June is classes. Revision, drafting and the beginning of prodding Rob to write out his part of our story. The memoir is now a joint project. We will work on it over the summer with the idea that it might be a pitchable idea by the time I head to the Williamette Conference in August (where I am going to try to pitch Night Dogs for sure and hunt for an agent at least).
In the meantime, blogging is going to suffer, but I will continue – just not at my usual pace. I can’t say what my pace will be, but if you bookmark me or put me on your reader, you shouldn’t miss much.
If you are wondering about the trip, you can read about it here, here, here, and here – if you haven’t already.
Wednesday afternoon was spent unpacking, doing laundry and generally regaining our land legs. Slept in on Thursday but as I mentioned, I am still whipped.
I finished up the presentation for the workshop on Saturday but I am not going to be practiced enough. Hopefully my teaching instincts will take over and all will be well.
Since I am too tired (I’ve mentioned that too much, I know), here are pictures from the trip to make up for the piteous Friday update.
12 thoughts on “Wrestled into Submission”
You are so lucky to have two writing conferences to attend! And for me a new idea, a novel not yet born, is the most delicious.
Yeah, I wish I could find stuff closer to home however.
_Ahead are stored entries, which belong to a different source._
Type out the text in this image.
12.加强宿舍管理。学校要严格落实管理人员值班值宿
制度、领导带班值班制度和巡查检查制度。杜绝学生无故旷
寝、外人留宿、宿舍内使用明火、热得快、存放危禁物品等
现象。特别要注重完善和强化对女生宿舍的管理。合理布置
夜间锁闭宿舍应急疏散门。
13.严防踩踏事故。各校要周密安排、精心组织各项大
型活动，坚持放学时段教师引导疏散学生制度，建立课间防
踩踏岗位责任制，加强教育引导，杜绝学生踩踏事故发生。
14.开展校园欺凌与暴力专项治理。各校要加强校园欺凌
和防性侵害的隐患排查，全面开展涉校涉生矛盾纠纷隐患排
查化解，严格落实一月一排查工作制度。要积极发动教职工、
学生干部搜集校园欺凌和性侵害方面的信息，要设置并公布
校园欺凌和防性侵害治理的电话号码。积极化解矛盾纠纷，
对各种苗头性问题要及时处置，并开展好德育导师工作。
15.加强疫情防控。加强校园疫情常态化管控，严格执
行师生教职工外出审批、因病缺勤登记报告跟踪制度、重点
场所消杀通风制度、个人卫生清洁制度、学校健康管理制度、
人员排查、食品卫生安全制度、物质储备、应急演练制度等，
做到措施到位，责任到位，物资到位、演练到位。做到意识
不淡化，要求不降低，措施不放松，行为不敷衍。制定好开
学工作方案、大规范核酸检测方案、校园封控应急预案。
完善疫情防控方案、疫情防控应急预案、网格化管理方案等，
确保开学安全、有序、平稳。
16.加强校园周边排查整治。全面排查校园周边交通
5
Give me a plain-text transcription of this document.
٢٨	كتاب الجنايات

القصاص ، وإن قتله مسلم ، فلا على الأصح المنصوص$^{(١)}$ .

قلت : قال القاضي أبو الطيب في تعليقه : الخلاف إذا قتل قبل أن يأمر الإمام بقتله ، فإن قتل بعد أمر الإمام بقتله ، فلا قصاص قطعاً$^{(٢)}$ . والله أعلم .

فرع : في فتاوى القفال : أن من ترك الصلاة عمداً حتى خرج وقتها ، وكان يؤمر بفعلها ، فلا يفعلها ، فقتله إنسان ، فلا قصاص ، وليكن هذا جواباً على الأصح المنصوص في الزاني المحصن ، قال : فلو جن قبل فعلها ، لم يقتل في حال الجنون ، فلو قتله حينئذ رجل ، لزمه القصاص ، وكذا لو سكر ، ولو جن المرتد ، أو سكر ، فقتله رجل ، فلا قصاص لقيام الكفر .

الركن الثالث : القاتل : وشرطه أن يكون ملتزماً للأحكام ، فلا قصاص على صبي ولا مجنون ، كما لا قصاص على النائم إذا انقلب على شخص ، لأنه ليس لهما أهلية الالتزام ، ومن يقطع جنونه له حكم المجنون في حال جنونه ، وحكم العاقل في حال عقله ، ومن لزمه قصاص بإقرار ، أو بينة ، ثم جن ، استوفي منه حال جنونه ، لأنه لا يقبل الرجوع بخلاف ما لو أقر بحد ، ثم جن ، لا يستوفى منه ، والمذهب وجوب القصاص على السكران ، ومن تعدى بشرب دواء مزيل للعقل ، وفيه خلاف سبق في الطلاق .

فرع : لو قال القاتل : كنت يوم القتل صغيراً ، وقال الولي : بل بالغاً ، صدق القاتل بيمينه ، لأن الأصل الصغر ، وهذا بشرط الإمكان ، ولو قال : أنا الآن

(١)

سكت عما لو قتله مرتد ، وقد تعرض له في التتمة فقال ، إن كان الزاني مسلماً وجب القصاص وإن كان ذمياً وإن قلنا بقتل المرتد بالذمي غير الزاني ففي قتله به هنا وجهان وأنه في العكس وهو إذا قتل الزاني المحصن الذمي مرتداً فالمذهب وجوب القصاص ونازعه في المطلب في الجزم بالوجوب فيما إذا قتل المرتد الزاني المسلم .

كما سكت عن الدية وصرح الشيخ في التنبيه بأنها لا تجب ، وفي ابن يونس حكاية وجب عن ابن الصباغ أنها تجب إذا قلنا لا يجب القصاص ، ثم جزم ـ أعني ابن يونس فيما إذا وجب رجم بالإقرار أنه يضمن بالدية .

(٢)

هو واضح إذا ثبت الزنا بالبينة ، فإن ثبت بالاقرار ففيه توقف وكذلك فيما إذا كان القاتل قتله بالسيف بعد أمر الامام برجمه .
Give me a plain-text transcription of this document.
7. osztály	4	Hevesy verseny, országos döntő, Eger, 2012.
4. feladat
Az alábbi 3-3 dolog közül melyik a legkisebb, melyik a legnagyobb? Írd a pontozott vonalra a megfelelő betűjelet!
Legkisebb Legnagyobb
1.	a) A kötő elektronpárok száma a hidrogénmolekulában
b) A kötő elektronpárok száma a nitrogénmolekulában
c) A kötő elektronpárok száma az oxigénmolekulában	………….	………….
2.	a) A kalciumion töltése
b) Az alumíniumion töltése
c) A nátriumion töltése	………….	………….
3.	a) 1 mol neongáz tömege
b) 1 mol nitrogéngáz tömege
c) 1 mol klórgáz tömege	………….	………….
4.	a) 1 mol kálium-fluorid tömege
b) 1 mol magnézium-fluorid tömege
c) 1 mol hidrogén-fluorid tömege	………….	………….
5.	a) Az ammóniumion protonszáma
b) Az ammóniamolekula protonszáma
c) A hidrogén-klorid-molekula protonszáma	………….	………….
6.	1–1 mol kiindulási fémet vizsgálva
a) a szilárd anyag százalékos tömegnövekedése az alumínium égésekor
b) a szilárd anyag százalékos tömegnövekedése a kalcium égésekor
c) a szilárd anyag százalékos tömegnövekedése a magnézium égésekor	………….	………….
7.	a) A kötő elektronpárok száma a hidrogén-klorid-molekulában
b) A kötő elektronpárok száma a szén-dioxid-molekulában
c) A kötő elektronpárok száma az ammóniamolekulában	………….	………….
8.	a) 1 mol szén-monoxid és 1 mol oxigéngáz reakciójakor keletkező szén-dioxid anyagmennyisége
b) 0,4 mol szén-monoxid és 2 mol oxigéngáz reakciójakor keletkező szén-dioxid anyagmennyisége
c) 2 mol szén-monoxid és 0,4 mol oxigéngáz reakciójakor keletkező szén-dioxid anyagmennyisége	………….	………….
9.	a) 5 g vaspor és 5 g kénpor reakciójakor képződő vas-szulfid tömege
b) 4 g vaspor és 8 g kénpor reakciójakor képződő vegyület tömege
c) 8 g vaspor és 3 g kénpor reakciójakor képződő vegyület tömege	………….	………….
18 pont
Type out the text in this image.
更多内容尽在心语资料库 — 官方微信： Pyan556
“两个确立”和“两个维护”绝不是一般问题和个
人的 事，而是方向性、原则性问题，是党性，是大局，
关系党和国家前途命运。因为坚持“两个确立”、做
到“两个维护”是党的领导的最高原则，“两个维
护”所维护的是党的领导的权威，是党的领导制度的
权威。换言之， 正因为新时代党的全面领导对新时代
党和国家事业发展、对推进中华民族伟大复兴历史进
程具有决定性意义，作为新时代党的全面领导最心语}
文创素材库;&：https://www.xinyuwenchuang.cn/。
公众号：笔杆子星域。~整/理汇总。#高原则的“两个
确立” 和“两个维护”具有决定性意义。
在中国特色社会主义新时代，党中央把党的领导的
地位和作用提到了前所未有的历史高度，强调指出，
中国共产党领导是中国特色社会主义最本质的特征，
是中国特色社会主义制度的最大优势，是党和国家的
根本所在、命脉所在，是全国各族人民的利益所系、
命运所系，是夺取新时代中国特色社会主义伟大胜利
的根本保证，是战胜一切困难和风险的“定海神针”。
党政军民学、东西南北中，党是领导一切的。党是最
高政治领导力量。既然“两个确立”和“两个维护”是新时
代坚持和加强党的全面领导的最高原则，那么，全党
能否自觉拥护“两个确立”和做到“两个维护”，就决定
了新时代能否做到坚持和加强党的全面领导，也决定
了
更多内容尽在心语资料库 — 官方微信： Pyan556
New novels are alluring.
That pic of Kat is the cutest!
Yes, she is quite the photo op princess.
Why do vacations leave us so much more tired than we were before we took it?
Get some rest. I got tired just reading about the trip. Welcome home.
Too high expectations coupled with a manic need to “have fun”?
blogging is going to suffer
We’ll take what we can get and, honestly, that shouldn’t be a priority. Nice pix.
travel by car is tiring enough, but when you add family and drunken snowboarders? ouch. i don’t recover as quickly as i used to… i’m dreading a redeye flight from seattle at the end of the next week – leave at 1130pm, home at 1030am. i know it’ll completely jack my body schedule for a week… hope you’re back to a set schedule and regular sleep soon!
It’s a bit better today. I just cannot abuse myself as I did a few years ago and expect to get away with it. I know I look like such a party-pooper to the extended family, but they just really don’t know what it is like to have to live with extended sleep deprivation as a way of life rather than a lifestyle choice the way Rob and I do.
Wait until you get to be my age. Glad you are safely home, and beginning to rest up. There is a saying that a vacation is divided into three parts: anticipation, vacation, and recuperation. Best wishes on the recuperation.
For me “vacations” of late have been “dread”, “endure” and “slow heal”.